If antibody specificity is not the answer, what is? Several avenues merit exploration. First, affinity and avidity vary widely within the polyclonal response; high-affinity clones may drive pathology even at modest titers. Second, the orientation with which antibodies dock on β3 can stabilize or destabilize the integrin, altering outside-in signaling, platelet activation or endothelial integrity.10 Structure–function assays that capture these attributes, such as surface plasmon resonance, conformation-sensitive monoclonal antibody competition, or β3-reporter cell lines, could be developed in reference laboratories. Maternal Fc-glycosylation patterns, complement activation, and polymorphisms affecting Fcγ-receptor signaling also deserve systematic study. Environmental cofactors including intercurrent infection, may further modulate disease expression.

For clinicians, however, Oosterhoff et al reinforce a sobering reality: until better biomarkers emerge, management of high-titer HPA-1a–immunized pregnancies must continue to rely on established protocols—weekly intravenous immunoglobulin, with or without corticosteroids, and platelet transfusion of the neonate as needed. The quest for a reliable laboratory predictor of ICH goes on.
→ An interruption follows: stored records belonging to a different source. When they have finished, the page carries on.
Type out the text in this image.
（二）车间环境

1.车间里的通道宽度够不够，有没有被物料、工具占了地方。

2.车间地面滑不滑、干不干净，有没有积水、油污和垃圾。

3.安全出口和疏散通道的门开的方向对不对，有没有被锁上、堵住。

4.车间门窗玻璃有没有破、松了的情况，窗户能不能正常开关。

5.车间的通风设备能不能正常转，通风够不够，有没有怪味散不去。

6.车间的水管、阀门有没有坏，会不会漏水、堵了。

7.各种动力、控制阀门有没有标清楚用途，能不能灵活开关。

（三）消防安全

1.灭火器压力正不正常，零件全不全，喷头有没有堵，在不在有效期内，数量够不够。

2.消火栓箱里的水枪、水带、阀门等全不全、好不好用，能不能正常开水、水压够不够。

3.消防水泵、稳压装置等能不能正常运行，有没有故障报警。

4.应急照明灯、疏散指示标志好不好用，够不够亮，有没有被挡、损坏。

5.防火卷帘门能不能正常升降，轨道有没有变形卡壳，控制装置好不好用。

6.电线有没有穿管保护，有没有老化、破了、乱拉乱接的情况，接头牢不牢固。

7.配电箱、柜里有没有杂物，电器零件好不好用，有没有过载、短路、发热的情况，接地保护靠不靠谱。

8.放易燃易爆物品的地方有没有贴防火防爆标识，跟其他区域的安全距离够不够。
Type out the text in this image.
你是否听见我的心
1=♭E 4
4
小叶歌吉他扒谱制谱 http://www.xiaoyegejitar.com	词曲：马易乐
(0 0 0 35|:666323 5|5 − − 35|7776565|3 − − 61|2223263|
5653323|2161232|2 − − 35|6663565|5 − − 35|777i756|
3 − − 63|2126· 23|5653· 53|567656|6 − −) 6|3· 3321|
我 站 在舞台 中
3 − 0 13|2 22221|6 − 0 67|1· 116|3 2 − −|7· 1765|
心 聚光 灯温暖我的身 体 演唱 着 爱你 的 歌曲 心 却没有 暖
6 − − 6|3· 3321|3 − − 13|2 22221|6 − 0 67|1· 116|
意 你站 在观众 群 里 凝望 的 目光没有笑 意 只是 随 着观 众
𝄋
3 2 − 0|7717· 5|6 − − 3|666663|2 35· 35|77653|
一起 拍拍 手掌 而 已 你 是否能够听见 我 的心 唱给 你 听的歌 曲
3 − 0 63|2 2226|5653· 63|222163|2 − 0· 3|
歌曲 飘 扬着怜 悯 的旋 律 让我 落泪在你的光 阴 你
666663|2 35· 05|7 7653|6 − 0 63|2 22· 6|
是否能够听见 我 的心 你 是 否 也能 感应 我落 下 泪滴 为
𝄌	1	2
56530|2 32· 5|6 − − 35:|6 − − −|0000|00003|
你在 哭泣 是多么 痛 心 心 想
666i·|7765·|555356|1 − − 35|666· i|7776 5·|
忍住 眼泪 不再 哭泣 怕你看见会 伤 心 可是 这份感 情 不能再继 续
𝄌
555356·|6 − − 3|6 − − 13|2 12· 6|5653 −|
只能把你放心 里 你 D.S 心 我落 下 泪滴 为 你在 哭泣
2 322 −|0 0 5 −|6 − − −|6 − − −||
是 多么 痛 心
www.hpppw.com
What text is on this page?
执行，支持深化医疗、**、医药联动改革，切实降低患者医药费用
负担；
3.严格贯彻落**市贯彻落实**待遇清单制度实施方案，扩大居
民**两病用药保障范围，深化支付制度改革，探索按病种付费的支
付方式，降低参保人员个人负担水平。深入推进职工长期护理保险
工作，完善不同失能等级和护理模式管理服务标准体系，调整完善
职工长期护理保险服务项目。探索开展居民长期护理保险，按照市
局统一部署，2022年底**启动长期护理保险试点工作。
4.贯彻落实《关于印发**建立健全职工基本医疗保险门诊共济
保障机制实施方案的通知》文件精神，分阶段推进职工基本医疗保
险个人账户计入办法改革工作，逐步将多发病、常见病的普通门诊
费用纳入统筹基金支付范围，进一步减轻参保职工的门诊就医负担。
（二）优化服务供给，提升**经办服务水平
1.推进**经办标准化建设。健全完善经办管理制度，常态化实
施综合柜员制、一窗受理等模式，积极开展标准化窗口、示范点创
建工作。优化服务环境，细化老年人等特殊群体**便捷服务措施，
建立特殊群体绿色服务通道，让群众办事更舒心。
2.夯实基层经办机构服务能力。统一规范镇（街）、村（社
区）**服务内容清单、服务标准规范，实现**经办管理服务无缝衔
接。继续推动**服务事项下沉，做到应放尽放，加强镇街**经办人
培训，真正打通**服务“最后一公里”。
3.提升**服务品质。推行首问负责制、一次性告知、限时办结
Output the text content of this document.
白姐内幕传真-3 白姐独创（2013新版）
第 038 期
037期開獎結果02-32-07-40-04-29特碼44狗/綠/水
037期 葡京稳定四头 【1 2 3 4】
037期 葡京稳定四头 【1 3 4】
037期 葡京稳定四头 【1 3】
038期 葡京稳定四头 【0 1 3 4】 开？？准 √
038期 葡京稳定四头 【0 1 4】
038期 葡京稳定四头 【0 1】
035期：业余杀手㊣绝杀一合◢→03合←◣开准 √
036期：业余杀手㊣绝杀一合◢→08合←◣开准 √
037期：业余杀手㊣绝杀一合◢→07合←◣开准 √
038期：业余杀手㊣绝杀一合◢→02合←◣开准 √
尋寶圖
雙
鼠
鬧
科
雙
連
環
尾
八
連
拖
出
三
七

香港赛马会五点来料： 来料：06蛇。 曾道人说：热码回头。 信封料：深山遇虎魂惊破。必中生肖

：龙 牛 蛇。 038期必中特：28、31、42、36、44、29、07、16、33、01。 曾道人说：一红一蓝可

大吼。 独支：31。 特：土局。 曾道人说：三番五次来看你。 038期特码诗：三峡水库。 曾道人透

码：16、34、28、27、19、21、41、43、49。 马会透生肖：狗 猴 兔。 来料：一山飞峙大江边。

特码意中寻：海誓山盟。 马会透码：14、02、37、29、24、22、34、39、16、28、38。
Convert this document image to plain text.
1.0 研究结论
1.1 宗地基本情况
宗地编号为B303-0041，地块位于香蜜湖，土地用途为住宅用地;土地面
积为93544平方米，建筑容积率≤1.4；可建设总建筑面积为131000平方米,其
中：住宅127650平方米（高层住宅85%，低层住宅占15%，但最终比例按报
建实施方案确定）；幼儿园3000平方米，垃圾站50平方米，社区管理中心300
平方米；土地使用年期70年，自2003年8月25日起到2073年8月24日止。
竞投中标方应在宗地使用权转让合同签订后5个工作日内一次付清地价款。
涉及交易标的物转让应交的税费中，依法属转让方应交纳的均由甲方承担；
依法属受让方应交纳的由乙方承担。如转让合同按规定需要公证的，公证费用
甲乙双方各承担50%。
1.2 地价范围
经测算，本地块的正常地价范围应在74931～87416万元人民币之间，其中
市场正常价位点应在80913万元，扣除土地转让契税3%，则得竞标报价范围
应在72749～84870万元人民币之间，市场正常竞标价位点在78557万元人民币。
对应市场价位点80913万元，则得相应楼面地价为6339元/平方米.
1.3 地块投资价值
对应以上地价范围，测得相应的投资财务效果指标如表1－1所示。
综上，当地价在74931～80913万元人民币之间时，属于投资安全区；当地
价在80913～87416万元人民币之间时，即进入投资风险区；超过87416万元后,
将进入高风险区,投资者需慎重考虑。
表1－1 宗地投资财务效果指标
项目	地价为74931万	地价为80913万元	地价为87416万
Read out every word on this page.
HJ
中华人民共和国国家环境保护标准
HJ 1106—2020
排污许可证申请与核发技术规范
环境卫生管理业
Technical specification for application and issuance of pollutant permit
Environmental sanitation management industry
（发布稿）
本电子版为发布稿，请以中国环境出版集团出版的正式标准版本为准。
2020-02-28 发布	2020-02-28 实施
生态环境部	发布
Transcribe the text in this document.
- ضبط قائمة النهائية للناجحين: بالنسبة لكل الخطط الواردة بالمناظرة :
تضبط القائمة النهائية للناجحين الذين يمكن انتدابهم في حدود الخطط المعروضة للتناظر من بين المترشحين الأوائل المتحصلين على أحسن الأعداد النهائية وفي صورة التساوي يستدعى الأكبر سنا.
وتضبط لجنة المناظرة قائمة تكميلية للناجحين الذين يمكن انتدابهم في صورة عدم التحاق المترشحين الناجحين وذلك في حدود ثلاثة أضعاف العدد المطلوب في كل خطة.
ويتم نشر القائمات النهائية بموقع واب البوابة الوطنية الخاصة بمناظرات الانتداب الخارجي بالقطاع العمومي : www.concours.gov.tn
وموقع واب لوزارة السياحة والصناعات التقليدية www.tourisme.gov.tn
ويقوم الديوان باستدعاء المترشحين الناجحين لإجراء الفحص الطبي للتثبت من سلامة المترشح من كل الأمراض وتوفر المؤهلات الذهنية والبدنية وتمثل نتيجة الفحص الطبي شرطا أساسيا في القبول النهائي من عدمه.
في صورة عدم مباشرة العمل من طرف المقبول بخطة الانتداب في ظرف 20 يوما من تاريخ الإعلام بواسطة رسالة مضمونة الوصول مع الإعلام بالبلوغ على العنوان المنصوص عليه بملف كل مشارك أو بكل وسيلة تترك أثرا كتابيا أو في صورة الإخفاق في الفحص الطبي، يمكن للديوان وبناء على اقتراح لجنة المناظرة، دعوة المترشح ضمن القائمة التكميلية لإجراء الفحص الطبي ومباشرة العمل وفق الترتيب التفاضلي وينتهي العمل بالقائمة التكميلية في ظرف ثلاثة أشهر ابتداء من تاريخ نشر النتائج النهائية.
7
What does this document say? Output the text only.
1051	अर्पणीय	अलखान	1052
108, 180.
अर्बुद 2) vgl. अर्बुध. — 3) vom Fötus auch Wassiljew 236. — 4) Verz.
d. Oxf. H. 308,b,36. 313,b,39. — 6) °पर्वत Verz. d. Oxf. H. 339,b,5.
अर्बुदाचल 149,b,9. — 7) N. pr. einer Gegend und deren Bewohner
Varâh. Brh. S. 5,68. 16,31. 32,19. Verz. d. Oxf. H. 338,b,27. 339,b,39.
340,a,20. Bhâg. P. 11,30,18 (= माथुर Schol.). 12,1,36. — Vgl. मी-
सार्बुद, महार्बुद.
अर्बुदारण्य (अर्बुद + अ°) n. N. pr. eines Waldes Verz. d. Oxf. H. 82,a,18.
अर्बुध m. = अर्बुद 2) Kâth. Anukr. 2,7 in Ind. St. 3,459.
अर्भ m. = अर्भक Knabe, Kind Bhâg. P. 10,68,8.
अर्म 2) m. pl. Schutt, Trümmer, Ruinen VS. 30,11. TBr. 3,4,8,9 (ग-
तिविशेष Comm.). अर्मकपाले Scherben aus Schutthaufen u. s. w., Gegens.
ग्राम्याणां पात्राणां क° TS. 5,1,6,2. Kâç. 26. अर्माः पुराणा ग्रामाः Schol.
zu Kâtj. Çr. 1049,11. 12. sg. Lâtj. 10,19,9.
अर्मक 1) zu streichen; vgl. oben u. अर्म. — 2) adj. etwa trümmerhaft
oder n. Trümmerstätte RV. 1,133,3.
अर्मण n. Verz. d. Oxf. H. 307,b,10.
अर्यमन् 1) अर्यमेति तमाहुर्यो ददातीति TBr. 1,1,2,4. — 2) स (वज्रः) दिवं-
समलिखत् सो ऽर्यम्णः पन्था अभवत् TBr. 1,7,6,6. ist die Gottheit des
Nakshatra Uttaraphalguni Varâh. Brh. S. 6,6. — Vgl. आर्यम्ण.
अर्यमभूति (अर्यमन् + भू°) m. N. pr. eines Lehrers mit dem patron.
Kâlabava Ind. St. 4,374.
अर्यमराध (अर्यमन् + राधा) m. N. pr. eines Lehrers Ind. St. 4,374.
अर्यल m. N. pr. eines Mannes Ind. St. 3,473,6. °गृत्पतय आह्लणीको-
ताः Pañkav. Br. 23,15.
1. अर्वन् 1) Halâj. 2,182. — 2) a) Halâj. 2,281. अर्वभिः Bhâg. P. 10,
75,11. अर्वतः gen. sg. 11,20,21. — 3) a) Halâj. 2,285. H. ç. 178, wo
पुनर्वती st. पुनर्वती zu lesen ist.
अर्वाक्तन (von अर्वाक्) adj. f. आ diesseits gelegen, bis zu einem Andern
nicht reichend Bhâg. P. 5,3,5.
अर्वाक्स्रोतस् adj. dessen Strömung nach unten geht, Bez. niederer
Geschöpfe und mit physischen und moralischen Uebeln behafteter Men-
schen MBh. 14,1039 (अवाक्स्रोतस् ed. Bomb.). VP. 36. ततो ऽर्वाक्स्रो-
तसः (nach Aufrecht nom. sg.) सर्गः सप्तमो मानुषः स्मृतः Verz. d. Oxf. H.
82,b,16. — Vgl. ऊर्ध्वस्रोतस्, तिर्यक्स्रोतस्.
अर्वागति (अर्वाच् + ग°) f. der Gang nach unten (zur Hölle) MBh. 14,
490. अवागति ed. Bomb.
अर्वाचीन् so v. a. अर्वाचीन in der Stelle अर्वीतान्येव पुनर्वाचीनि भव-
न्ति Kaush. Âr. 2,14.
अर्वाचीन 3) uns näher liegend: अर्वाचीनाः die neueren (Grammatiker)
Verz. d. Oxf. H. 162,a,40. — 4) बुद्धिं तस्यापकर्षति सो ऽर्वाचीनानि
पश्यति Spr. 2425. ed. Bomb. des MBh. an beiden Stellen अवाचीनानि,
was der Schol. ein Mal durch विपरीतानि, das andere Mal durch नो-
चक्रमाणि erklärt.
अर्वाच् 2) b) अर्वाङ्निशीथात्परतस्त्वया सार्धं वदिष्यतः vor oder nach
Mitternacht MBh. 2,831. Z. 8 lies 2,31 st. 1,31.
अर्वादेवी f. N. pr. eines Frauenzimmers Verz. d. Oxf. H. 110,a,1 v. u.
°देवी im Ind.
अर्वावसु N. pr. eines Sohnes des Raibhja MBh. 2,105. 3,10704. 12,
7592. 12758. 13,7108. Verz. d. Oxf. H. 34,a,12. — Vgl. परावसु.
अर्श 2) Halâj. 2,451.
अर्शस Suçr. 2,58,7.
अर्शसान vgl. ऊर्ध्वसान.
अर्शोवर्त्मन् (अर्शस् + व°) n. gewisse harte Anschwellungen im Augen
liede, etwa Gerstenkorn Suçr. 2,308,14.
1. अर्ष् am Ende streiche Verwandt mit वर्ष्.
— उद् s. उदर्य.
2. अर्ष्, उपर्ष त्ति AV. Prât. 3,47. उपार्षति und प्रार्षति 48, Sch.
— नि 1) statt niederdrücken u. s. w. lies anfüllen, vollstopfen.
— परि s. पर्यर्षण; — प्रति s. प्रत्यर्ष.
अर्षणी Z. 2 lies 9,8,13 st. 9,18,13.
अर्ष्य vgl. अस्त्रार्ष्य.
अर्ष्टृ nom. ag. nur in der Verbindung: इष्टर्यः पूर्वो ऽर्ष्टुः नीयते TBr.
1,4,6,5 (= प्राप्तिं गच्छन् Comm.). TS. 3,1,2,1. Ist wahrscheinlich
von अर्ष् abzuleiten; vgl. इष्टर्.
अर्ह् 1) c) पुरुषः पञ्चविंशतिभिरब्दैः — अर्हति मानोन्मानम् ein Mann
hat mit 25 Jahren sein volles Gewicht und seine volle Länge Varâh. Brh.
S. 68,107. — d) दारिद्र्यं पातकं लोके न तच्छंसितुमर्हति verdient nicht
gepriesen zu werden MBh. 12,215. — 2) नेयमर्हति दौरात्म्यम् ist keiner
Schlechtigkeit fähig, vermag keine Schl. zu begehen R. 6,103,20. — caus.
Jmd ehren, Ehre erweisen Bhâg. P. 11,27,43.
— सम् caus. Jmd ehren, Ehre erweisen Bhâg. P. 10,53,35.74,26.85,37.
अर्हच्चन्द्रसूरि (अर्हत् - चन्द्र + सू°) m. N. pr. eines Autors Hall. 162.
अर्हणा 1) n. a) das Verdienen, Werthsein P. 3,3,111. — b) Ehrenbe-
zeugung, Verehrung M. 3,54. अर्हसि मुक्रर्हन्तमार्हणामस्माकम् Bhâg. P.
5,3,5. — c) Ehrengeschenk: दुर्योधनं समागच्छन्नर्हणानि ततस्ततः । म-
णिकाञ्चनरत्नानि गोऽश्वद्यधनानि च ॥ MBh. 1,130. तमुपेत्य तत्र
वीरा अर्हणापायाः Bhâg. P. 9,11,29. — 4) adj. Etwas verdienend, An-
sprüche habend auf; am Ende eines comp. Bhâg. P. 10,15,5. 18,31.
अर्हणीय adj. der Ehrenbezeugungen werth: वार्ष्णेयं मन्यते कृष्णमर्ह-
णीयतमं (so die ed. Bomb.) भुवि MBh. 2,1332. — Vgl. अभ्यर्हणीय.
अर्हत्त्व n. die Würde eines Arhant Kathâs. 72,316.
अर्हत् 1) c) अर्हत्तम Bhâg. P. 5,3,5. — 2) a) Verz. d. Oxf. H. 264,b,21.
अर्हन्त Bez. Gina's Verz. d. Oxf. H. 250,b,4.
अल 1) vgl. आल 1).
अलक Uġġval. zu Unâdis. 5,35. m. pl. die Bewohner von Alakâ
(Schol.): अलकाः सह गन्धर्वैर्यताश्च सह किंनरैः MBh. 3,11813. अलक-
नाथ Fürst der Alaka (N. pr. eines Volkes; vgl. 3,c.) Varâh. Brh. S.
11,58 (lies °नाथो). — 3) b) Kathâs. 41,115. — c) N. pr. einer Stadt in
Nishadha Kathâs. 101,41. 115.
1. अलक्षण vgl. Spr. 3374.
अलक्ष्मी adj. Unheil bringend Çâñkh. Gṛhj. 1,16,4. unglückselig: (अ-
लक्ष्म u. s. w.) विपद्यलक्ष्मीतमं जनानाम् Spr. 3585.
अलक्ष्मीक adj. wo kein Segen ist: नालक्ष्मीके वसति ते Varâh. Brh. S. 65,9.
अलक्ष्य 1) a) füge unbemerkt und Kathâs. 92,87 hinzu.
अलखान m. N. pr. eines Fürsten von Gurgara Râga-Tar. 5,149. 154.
Scientific progress seldom proceeds in a straight line; it advances by successive approximation and often results in facts having a limited half-life. This is as it should be. To paraphrase Josh Billings (1874), “It ain’t so much the things we don’t know; it’s the things we know that just ain’t so.” By showing what αVβ3-selectivity is not, Oosterhoff et al help redirect the field toward what may yet be.

Conflict-of-interest disclosure: The authors declare no competing financial interests.